Wissensmanagement plus Lernmanagement

„Pluralism“ von Marcel Ceuppens

Zugegeben, die Frage im Titel ist rein rhetorisch gestellt. Die Antwort sollte aus meiner Sicht „Ja“ lauten. Denn einerseits ist Wissensmanagement heute wieder ein gebräuchlicher Begriff, jede Firma betreibt es in irgendeiner Form. Das ist auch gut so. Allerdings möchte ich anregen darüber hinaus auch über über das Management von „Lernen“ nachzudenken.

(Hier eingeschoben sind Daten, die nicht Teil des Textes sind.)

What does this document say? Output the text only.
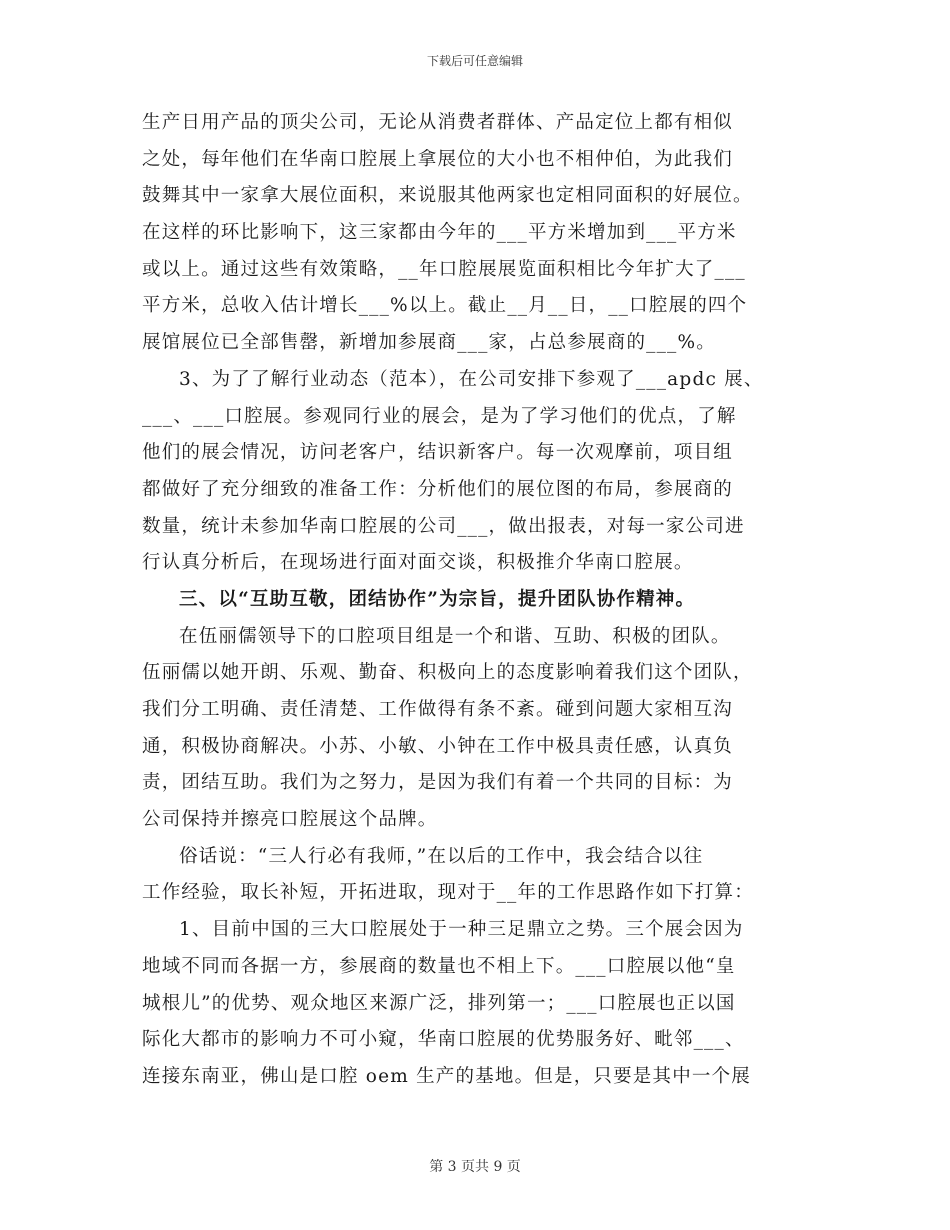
下载后可任意编辑
生产日用产品的顶尖公司，无论从消费者群体、产品定位上都有相似
之处，每年他们在华南口腔展上拿展位的大小也不相仲伯，为此我们
鼓舞其中一家拿大展位面积，来说服其他两家也定相同面积的好展位。
在这样的环比影响下，这三家都由今年的___平方米增加到___平方米
或以上。通过这些有效策略，__年口腔展展览面积相比今年扩大了___
平方米，总收入估计增长___%以上。截止__月__日，__口腔展的四个
展馆展位已全部售罄，新增加参展商___家，占总参展商的___%。
3、为了了解行业动态（范本），在公司安排下参观了___apdc 展、
___、___口腔展。参观同行业的展会，是为了学习他们的优点，了解
他们的展会情况，访问老客户，结识新客户。每一次观摩前，项目组
都做好了充分细致的准备工作：分析他们的展位图的布局，参展商的
数量，统计未参加华南口腔展的公司___，做出报表，对每一家公司进
行认真分析后，在现场进行面对面交谈，积极推介华南口腔展。
三、以“互助互敬，团结协作”为宗旨，提升团队协作精神。
在伍丽儒领导下的口腔项目组是一个和谐、互助、积极的团队。
伍丽儒以她开朗、乐观、勤奋、积极向上的态度影响着我们这个团队，
我们分工明确、责任清楚、工作做得有条不紊。碰到问题大家相互沟
通，积极协商解决。小苏、小敏、小钟在工作中极具责任感，认真负
责，团结互助。我们为之努力，是因为我们有着一个共同的目标：为
公司保持并擦亮口腔展这个品牌。
俗话说：“三人行必有我师，”在以后的工作中，我会结合以往
工作经验，取长补短，开拓进取，现对于__年的工作思路作如下打算：
1、目前中国的三大口腔展处于一种三足鼎立之势。三个展会因为
地域不同而各据一方，参展商的数量也不相上下。___口腔展以他“皇
城根儿”的优势、观众地区来源广泛，排列第一；___口腔展也正以国
际化大都市的影响力不可小窥，华南口腔展的优势服务好、毗邻___、
连接东南亚，佛山是口腔 oem 生产的基地。但是，只要是其中一个展
第 3 页共 9 页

Seit einiger Zeit nämlich wächst mein Unbehagen am Begriff „Wissensmanagement“, der mich seit Jahren begleitet. In der Auseinandersetzung mit dem Begriff „Collaboration“ – in Abgrenzung zu Wissensmanagement und Enterprise 2.0 – ist es mir als erstes aufgefallen: Mir fehlt hier was! Wir sprechen viel über Zusammenarbeit und das Management bereits vorhanden Wissens. Und auch darüber wie dieses vorhandene und explizit gemachte Wissen in die Arbeitsprozesse  eingebunden werden kann. Aber wir sprechen kaum darüber woher das neue Wissen kommt.

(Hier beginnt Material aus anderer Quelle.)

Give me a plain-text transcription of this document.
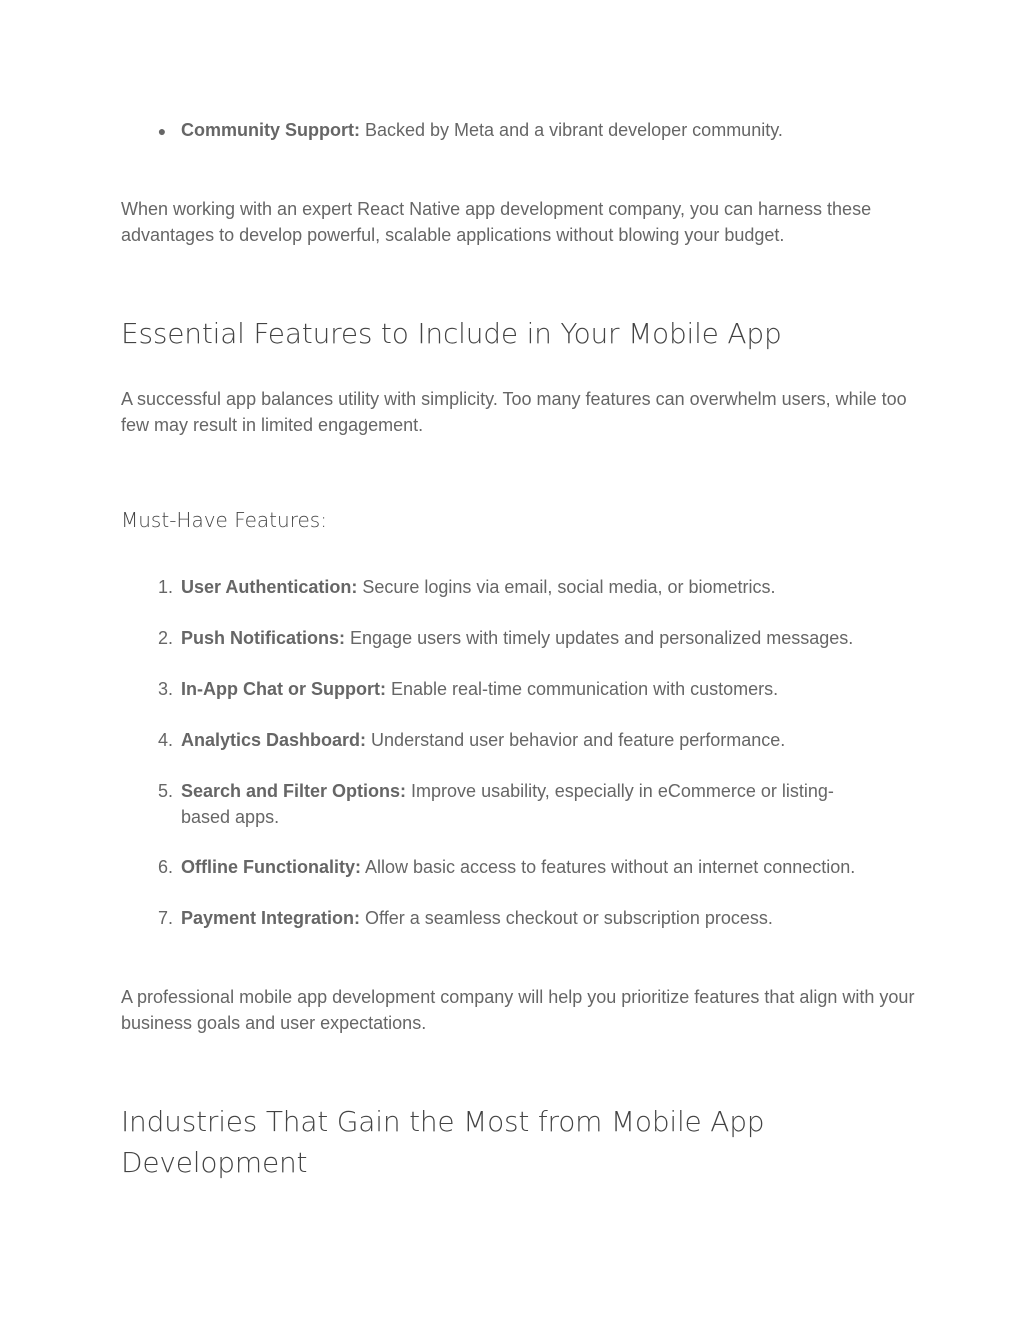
● Community Support: Backed by Meta and a vibrant developer community.

When working with an expert React Native app development company, you can harness these advantages to develop powerful, scalable applications without blowing your budget.

Essential Features to Include in Your Mobile App

A successful app balances utility with simplicity. Too many features can overwhelm users, while too few may result in limited engagement.

Must-Have Features:
1. User Authentication: Secure logins via email, social media, or biometrics.
2. Push Notifications: Engage users with timely updates and personalized messages.
3. In-App Chat or Support: Enable real-time communication with customers.
4. Analytics Dashboard: Understand user behavior and feature performance.
5. Search and Filter Options: Improve usability, especially in eCommerce or listing-based apps.
6. Offline Functionality: Allow basic access to features without an internet connection.
7. Payment Integration: Offer a seamless checkout or subscription process.

A professional mobile app development company will help you prioritize features that align with your business goals and user expectations.

Industries That Gain the Most from Mobile App Development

Groß war mein Vergnügen daher zu sehen dass auch andere dieses Unbehagen teilen. Im Insights HD-Blog machte sich Friedrich A. Ittner im Artikel „AKWM Symposium und KnowledgeCamp 2012 – eine kritische Auseinandersetzung“ ebenfalls Gedanken in diese Richtung:

[…] Hinzu kommt, dass ich mich zunehmend vom Thema Wissensmanagement als “Leitdisziplin” distanziere. Ich denke es geht um Lernen, es geht um Kultur … und für mich im speziellen um “Lernkultur”. All die Tools sind nützlich, und Medien prägen unser Leben, so wie die Technik unsere Gesellschaft prägt. Doch zu oft geht es im Wissensmanagement um mechanistische Ansätze, um klare Prozessbeschreibungen die aber die Haltung, die Einstellung der Menschen außen vor lassen. Dabei fällt auf, dass nicht nur Neulinge von “Wissensdatenbanken” und “Wissenstransfer” zwischen “Wissensarbeitern” sprechen […]

Grenzen des IT-gestützten und interpersonalen Wissensmanagements?

Mir geht es ähnlich wie Hrn. Ittner, vermutlich aus einer anderen Perspektive. Um meinen Standpunkt etwas zu verdeutlichen habe möchte ich ein paar Gedanken zu den Grenzen von IT-gestütztem und interpersonalem Wissensmanagement skizzieren:

IT-gestütztes Wissensmanagement

Mich als Sharepoint-Consultant treibt die Frage um, wie genau eine IT-Umgebung, ein Intranet, aussehen sollte, damit Mitarbeiter möglichst effizient ihren Job tun können? Was ich sehe sind …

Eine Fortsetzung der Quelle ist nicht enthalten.